COMMONS

Committee Chairs question Ryanair on worker allegations

20 December 2017

Frank Field MP, Chair of the Work and Pensions Committee, and Rachel Reeves MP, Chair of the Business, Energy and Industrial Strategy Committee, write to Michael O'Leary, Chief Executive of Ryanair on a series of allegations on its work model and practices, revealed in the Daily Mail on Monday.

Exploiting workers for competitive advantage

Rt Hon Frank Field MP, Chair of the Work and Pensions Select Committee, said:

"Sadly, it will not surprise me if the sorry picture painted here is true: a company that turned in £1.15bn profit last year squeezing its workers. People who work long, hard hours and have an important role in passenger safety, and yet apparently cannot count on receiving the National Minimum Wage – or even close to it.

Ryanair once tried to make its passengers pay to use the loo – now they even make their workers pay to quit.
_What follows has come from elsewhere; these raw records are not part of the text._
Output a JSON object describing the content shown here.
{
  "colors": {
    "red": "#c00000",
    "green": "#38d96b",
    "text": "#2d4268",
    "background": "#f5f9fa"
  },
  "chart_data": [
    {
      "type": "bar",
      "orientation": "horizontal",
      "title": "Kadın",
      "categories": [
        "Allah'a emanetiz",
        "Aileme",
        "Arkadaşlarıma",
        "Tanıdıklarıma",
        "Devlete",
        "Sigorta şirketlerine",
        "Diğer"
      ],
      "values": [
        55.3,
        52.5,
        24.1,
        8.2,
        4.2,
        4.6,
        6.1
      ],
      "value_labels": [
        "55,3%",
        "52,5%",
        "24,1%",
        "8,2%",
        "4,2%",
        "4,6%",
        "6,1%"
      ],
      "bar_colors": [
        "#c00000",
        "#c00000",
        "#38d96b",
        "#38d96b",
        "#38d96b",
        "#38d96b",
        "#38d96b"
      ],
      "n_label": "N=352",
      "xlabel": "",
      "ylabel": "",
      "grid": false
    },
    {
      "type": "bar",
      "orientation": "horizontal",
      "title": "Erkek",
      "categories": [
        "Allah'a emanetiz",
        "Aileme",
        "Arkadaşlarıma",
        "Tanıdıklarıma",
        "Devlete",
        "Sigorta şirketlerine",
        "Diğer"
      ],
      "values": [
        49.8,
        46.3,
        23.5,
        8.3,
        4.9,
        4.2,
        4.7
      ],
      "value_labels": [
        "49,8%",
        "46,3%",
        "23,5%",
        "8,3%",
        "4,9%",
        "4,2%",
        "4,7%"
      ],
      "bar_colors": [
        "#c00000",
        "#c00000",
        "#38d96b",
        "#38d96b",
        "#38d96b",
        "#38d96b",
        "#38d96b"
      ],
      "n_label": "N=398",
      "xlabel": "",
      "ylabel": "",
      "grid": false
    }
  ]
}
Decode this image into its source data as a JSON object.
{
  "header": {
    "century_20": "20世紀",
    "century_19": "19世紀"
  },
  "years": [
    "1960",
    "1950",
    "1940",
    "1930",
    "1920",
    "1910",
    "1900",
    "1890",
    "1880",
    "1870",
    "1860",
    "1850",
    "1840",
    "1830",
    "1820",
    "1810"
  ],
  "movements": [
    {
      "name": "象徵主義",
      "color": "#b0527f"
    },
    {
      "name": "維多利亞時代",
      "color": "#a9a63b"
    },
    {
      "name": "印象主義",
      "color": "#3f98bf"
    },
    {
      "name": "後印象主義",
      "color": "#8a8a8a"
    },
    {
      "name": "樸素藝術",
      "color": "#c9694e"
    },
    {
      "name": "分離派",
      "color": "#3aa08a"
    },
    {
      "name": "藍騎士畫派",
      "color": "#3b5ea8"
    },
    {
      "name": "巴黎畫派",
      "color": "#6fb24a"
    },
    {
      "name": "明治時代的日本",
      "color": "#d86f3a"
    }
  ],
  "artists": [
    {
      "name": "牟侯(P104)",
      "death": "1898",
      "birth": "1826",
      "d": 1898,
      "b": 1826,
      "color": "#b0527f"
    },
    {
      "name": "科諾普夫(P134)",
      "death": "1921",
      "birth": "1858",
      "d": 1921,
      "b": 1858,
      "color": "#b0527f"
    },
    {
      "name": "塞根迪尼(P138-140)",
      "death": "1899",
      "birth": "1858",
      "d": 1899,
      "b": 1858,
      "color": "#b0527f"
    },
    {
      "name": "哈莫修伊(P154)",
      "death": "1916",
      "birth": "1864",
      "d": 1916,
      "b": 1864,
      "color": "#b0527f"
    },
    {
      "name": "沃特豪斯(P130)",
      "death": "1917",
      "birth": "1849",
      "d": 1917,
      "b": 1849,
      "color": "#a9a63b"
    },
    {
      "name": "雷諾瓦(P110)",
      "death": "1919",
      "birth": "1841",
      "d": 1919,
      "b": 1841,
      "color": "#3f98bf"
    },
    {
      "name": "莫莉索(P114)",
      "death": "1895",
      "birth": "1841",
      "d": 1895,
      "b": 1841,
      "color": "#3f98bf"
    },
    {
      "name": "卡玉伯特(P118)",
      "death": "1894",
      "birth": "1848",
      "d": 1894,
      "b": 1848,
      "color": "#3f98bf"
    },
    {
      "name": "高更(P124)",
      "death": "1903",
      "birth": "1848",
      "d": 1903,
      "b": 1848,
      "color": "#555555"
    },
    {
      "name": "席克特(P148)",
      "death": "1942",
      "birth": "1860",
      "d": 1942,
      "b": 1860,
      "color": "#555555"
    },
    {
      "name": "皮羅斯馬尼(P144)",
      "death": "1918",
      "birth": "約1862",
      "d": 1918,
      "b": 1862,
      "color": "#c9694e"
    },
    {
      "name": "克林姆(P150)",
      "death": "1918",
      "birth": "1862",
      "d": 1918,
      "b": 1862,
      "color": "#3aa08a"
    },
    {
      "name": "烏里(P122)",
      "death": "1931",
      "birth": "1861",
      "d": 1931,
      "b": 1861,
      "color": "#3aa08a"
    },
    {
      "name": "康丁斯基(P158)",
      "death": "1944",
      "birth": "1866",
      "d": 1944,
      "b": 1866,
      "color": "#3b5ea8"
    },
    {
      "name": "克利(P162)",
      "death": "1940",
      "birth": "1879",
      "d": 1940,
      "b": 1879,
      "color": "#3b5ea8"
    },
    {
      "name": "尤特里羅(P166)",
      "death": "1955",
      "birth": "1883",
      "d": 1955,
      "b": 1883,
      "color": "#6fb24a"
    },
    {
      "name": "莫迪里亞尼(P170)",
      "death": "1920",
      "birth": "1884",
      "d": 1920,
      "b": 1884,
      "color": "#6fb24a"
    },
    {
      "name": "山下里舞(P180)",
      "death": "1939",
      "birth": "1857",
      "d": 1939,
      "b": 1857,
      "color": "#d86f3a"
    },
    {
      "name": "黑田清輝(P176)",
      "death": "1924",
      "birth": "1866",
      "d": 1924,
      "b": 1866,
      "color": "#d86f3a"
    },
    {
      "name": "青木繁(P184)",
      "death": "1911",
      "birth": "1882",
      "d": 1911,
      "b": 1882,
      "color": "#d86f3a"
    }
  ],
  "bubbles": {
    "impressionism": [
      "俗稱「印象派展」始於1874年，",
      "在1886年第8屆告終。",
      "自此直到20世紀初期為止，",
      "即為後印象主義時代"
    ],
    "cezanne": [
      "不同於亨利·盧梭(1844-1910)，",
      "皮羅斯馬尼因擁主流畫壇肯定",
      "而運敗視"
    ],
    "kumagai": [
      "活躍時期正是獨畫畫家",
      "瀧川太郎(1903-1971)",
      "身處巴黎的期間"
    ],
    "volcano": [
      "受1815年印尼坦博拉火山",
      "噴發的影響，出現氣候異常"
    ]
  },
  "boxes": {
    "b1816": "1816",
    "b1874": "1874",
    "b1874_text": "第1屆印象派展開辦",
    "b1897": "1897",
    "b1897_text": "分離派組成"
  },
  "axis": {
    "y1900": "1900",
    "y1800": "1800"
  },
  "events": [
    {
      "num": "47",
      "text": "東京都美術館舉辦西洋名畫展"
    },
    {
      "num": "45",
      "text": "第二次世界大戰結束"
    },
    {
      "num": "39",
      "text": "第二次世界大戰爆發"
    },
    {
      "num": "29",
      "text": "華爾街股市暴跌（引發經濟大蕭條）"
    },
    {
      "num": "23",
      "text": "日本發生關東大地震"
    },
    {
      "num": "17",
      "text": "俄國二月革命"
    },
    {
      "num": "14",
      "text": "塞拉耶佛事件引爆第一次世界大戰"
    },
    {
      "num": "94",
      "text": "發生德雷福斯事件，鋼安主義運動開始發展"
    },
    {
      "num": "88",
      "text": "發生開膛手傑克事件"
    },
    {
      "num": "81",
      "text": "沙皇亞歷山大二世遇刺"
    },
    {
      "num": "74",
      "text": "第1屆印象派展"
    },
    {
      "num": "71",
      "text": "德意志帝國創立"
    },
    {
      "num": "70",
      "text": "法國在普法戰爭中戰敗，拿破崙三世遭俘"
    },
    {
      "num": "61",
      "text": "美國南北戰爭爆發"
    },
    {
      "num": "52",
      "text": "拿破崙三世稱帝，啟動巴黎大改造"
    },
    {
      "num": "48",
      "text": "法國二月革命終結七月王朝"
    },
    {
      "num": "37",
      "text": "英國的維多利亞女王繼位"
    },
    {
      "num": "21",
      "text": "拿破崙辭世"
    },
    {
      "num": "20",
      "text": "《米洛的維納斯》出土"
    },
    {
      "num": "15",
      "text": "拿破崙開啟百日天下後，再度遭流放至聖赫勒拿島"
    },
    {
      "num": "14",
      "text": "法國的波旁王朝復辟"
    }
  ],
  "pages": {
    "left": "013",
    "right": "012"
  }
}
As well as foisting a host of other miserly – and potentially unlawful – requirements on them.

The dice are loaded entirely in favour of mega-profitable companies who are willing to shamelessly exploit workers to obtain a competitive advantage. We set out in our draft Bill a new "future of employment" and there will be no room for these shoddy - or illegal - practices in it.

The Government should legislate now to ensure workers are better protected from this kind of exploitation, and begin to enforce the law with much more vigour. Ryanair – and their workers - can rest assured that we and our colleagues on BEIS will be investigating these allegations further."

Hours of unpaid work

Rachel Reeves MP, Chair of the Business, Energy and Industrial Strategy (BEIS) Committee, said:

"These allegations of hours of unpaid work, of charges for uniforms, of fees being incurred to leave, suggest a company falling well short of its duty to the staff who help their planes get off the ground and who spend the flight attending to and serving its paying customers.

This appears to be evidence of a company trying to wiggle out of its basic responsibility to pay its workers the National Minimum Wage.

When companies face the prospect of being inspected for breaches of the NMW once every 500 years then we not only need new laws but also much tougher enforcement, cracking down on businesses seeking to exploit their workers to gain a competitive advantage.
 
Ryanair now need to provide answers on the fees and charges faced by cabin staff and set out how they ensure these staff are receiving the National Minimum Wage."

A framework for modern employment

The BEIS and Work and Pensions Committee recently published a joint report, A Framework for Modern Employment, which set out proposals to ensure that the benefits of a flexible workforce are enjoyed both by businesses and by workers.

The report, supported by evidence from the Taylor Review and Sir David Metcalf, the Government's Director of Labour Market Enforcement, recommended a greater focus on scrutinising supply chains and the Committee heard compelling evidence on the role of large companies in ensuring compliance across their supply chains.